Aldabra is a remarkable and pristine tropical coral atoll. Not only is it the second-largest coral atoll in the world, but it is also famous for having the largest population of giant tortoises. It is part of the Seychelles in the Indian Ocean around 700 southwest of the country's main island, Mahé Island.

On the atoll, there are paved walking trails from the entry point of La Gigi to see the large lagoon and the slowly lumbering residents of the atoll. But getting to the atoll is much easier said than done. Seychelles is a fascinating country to visit, it is possible to visit on a budget although it is generally very expensive and it is not possible to get to Aldabra on a budget.


What To Know Of Aldabra and The Giant Aldabra Tortoises

During the 18th century, there were expeditions to capture the Aldabra giant tortoises. But the island remained uninhabited due to the lack of fresh water on the atoll and which also led to later colonizing efforts failing. Unfortunately, the tortoises were extensively hunted and in 1842 just two ships were reported to have taken 1200 of the giant creatures.

By 1900 they were nearly extinct but fortunately today they are protected, and their populations have recovered. Today there are around 100,000 giant tortoises on Aldabra.

  • Largest: Aldabra Is the Largest Raised Coral Reef In The World
  • Second Largest: Aldabra is The World's Second-Largest Atoll (After Kiritimati Atoll)
  • Length: 34 km or 21 miles
  • Width: 13 km or 8 Miles
  • Species: Giant Tortoises - Aldabrachelys gigantea
  • Population Of Giant Tortoises: Around 100,000 On Aldabra

These stunning and slow-moving tortoises vary in size around the atoll but normally reach a length of 105 centimeters (41 in) and weigh up to 350 kilograms (770 lb).

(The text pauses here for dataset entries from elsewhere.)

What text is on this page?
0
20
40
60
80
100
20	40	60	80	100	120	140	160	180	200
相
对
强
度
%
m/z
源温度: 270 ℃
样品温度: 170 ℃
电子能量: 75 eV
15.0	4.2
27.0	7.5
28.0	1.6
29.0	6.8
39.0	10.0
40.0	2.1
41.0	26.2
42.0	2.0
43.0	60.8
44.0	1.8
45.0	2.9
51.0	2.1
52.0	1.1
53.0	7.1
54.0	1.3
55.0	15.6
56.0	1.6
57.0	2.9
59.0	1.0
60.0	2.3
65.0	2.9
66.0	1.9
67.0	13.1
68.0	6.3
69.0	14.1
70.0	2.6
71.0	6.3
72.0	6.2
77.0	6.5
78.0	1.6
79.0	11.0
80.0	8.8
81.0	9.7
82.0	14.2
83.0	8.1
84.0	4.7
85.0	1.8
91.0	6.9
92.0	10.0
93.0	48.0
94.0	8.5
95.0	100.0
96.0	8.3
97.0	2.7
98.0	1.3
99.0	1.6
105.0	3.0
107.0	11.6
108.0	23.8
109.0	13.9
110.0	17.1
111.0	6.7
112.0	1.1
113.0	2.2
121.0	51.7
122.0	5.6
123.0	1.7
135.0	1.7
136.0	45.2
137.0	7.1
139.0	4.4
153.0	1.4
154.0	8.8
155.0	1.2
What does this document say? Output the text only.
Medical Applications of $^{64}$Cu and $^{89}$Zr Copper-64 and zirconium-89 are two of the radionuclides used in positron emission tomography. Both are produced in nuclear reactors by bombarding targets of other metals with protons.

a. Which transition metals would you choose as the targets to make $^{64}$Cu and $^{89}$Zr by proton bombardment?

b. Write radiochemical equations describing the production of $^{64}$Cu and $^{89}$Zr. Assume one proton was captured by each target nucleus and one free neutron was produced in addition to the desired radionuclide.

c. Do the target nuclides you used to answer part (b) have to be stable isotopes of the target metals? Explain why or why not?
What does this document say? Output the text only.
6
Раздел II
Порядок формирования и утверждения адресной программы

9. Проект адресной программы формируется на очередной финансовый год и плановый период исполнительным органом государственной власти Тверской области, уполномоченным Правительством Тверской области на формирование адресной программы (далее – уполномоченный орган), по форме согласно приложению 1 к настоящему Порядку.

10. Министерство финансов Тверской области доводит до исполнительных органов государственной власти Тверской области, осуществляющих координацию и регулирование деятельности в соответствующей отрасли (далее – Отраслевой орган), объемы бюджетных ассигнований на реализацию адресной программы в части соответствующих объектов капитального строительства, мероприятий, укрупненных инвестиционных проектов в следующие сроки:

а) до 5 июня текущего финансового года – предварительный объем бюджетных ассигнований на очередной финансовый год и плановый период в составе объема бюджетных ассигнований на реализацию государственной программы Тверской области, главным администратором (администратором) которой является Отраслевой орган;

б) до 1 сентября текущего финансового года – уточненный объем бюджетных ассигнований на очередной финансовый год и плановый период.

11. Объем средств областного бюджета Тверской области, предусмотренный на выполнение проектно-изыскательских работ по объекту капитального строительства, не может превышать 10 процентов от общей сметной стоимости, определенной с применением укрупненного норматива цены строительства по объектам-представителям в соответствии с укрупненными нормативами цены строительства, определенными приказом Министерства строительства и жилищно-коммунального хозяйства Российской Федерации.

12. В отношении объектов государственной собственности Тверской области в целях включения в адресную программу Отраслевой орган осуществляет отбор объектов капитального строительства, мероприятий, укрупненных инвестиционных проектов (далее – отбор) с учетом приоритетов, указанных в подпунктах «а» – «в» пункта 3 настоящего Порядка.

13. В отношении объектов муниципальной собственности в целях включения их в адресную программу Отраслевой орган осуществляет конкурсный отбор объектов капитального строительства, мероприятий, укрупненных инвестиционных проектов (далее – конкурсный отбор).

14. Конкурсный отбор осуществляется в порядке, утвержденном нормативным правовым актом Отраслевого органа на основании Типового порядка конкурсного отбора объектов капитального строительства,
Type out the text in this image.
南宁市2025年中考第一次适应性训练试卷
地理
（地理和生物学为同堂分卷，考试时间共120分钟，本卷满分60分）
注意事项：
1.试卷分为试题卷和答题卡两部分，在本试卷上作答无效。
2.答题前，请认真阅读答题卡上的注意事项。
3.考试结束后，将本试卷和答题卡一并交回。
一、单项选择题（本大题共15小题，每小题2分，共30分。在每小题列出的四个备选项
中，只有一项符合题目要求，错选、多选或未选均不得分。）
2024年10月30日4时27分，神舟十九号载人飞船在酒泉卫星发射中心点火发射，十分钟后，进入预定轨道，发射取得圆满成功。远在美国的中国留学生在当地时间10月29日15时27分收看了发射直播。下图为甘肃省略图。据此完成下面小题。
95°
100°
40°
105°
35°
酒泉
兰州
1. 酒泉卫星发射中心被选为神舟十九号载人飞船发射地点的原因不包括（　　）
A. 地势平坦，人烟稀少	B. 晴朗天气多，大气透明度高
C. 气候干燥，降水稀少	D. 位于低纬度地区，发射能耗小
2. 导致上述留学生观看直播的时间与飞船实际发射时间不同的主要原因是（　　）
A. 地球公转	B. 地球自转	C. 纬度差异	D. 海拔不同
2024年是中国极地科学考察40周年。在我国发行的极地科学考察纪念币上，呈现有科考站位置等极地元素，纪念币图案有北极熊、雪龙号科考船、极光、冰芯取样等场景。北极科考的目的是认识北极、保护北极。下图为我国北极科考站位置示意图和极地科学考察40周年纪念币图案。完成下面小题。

The tortoises are gentle giants feeding on plants, trees, and the algae growing in the freshwater pools on the island. At famous Aldabra giant tortoise was called Adwaita, and he lived to be around 250 years old (he died in India's Alipore Zoological Gardens in 2006).

Other wildlife on the Aldabra Atoll includes the hawksbill sea turtle, the green sea turtle (one of the largest nesting populations of green turtles), coconut crab, the white-throated rail, and in the seas sharks, manta rays, dolphins, killer whales, humpback whales, and barracuda.

Related: Seychelles: What To Know Of Visiting This Indian Ocean Paradise

Visiting The Giant Tortoises of Aldabra

Aldabra is extremely remote and is very protected as it is a very fragile atoll. Tourism is strictly controlled and visitors need to get prior permission from Seychelles Islands Foundation (SIF). Access is limited to specific areas of Aldabra and all visitors must be accompanied by a SIF staff member at all times.

  • Permission: All Visitors Must Have Prior Permission From SIF

Once one has gotten permission, there are cruises operated by several companies together with dive boats - but don't expect it to be cheap! An indication of the challenges of getting to the islands can be seen that in 2012 there was only an annual average of 900 tourists visiting the atoll.

Besides seeing the Giant Tortoises, another of the attractions on the atoll is drift-diving. Jump into the atoll's lagoon and be greeted with up-close encounters with doctor fish, snappers, and mantas, as well as black-tip sharks, dolphins, and manatees.

  • Contact: For Up-to-date information Contact Seychelles Tourism Board in Bel Ombre on Mahé (tel. 467 1300)

Related: The Ultimate Seychelles Island Guide (To Make Things Easy)

Aldabra Is Extremely Remote And Hard To Reach

There is no airstrip on the atoll, nor is there a harbor, jetty, or helipad. There are no hotels or guesthouses and there is not any infrastructure on the protected atoll to accommodate general visitors. This means that all visits need to be with live-aboard vessels. Some of the operators who can organize a trip to Aldabra are:

The easiest way to get to Aldabra is by charter flight from the main Seychelles Island of Mahé by charter flight to Assumption Island. Aldabra is around 45 km or 30 miles from Assumption Island (flights to Assumption Island are not scheduled and need to be chartered).

Another option is to take a charter boat all the way from Mahé to Aldabra or arrive with one's own vessel (with a licensed guide).

  • Caution: There Has Been Problems With Piracy In Recent Years, Check for Updated Advise
  • Fee: A $240/day per Passenger and Crew Impact Fee

Besides the costs of private charters, there are daily impact fees for visiting Aldabra, these are USD 240/day per passenger and crew. If one is a professional photographer or journalist, then there is also a one-off fee of €5000 ($5,500).